Well I'd say give it a try. But this is going to be a challenge.
I've started some conversions, unfortunately having to learn about
crypto as I go. It's been slow, but Digest passes all tests and Cipher
passes all but one. For those APIs I think it's just a matter of putting
the time in.
Where it starts to get tricky is when we cross over into javax.net.ssl.

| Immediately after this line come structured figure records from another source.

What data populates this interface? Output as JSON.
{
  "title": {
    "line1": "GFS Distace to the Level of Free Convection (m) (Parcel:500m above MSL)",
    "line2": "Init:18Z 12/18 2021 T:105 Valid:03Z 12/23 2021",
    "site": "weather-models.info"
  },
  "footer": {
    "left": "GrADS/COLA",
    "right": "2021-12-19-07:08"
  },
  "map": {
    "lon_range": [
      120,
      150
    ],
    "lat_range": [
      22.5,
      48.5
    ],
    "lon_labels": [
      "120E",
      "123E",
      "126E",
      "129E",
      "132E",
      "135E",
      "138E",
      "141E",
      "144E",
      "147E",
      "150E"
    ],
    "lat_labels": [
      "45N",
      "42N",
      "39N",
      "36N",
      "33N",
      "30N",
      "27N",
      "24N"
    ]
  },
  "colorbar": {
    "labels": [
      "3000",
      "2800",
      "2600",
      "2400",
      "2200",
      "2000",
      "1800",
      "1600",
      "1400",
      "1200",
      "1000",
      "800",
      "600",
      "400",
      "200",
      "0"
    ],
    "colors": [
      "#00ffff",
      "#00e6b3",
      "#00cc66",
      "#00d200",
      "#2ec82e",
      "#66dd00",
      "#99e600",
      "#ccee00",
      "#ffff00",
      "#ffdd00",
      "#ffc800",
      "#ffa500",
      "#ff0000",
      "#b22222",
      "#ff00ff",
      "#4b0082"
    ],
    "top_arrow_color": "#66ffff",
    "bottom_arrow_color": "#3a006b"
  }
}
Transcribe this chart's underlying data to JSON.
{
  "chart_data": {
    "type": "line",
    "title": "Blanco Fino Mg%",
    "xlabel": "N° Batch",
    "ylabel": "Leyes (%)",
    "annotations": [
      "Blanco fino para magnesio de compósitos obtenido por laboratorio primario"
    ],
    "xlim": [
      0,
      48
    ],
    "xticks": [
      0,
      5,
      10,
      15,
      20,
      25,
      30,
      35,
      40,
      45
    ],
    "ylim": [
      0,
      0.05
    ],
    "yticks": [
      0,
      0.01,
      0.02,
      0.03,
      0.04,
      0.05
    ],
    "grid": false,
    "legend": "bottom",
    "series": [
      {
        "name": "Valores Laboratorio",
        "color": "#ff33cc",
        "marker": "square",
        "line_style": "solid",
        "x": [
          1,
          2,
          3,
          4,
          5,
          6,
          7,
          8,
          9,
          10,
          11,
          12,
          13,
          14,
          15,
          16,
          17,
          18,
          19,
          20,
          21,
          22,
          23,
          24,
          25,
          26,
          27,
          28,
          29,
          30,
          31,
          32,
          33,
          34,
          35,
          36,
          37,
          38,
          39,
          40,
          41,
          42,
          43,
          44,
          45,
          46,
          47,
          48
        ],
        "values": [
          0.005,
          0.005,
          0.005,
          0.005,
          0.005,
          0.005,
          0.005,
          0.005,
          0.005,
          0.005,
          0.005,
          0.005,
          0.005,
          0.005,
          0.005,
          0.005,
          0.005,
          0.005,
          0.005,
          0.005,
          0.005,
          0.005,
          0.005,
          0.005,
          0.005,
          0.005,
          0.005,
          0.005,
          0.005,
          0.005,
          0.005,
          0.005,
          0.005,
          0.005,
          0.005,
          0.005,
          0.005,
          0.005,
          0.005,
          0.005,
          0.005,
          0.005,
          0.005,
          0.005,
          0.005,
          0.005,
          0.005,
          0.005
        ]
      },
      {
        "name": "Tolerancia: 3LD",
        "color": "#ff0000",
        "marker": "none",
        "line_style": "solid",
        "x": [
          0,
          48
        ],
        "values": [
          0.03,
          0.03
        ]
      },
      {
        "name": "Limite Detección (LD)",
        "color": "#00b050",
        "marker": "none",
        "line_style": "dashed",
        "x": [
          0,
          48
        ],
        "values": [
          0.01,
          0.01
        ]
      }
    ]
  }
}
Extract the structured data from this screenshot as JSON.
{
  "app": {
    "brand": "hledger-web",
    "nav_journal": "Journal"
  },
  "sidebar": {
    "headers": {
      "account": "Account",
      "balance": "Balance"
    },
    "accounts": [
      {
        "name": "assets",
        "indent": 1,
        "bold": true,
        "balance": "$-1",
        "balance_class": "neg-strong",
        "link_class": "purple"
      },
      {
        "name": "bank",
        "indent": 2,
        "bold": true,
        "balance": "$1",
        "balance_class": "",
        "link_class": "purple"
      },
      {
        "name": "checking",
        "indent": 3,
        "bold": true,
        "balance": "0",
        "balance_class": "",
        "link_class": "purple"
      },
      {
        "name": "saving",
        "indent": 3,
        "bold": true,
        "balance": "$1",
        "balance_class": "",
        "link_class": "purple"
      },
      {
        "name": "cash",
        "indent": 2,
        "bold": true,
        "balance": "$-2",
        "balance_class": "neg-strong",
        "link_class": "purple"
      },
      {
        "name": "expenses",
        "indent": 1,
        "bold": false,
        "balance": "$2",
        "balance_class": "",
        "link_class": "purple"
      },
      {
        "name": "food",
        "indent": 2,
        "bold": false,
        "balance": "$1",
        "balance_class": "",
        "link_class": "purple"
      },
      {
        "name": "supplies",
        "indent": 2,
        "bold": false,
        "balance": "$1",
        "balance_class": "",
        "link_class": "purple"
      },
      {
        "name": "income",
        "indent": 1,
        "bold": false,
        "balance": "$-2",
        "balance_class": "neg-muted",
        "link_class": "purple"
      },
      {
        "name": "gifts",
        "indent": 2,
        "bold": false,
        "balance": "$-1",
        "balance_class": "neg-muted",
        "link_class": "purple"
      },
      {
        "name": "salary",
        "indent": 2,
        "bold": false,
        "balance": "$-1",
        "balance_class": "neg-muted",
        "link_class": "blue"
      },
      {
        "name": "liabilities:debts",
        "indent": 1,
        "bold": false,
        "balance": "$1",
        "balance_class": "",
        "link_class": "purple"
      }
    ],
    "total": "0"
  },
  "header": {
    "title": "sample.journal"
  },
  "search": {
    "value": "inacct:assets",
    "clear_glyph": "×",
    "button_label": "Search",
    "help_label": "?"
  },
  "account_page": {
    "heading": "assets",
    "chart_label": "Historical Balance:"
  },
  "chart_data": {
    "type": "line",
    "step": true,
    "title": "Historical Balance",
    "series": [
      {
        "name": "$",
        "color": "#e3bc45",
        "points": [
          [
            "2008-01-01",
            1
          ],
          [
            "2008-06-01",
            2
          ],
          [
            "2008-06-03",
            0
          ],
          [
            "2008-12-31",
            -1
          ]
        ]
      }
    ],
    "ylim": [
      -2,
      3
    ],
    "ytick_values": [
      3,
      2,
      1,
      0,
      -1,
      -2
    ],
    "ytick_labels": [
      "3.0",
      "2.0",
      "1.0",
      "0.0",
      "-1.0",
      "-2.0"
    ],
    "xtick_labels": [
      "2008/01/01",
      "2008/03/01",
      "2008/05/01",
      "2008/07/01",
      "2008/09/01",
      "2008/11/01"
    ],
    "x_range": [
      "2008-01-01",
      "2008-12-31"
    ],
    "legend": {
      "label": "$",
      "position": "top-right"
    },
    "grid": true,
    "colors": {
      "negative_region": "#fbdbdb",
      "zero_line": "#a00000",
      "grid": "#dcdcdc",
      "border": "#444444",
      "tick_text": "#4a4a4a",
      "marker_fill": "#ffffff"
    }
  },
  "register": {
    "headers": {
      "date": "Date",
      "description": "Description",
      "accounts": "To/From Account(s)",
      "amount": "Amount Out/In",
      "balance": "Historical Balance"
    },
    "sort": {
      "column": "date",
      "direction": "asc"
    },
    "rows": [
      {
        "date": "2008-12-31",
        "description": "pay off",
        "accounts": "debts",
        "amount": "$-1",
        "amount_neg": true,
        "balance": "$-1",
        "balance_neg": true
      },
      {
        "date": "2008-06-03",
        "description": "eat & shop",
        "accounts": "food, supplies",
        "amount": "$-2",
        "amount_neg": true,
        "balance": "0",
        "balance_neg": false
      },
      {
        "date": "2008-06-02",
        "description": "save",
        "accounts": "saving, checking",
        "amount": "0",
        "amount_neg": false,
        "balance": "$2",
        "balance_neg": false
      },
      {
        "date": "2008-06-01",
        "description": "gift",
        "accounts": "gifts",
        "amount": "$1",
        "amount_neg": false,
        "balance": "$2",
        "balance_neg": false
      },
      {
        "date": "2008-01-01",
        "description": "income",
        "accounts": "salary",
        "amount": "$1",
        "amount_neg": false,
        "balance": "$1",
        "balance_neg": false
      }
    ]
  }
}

As part of the openssl extension, we have to provide an SSLSocket
implementation. This will essentially does all the handshaking between
client and server and makes sure everything is encrypted/decrypted on
the wire. This is where Ola's work mostly came to an end; he implemented
all the various bits and pieces for encryption, certificates, and so on,
but the SSL bit is largely handed off to the javax.net.ssl library's
SSLEngine. So this is where it gets complicated, because I'm pretty sure
SSLEngine depends on JCE, which means it would depend on BC being
registered as a provider if BC's features are needed.
The C Ruby extension does something rather similar, handing off SSL to
OpenSSL for the most part, allowing it to do its encryption, and then
writing the results to the underlying socket. The difference is that
Ruby is still in control of the socket object, and Ruby handles doing
the actual IO.
SSLEngine and friends are going to be a problem.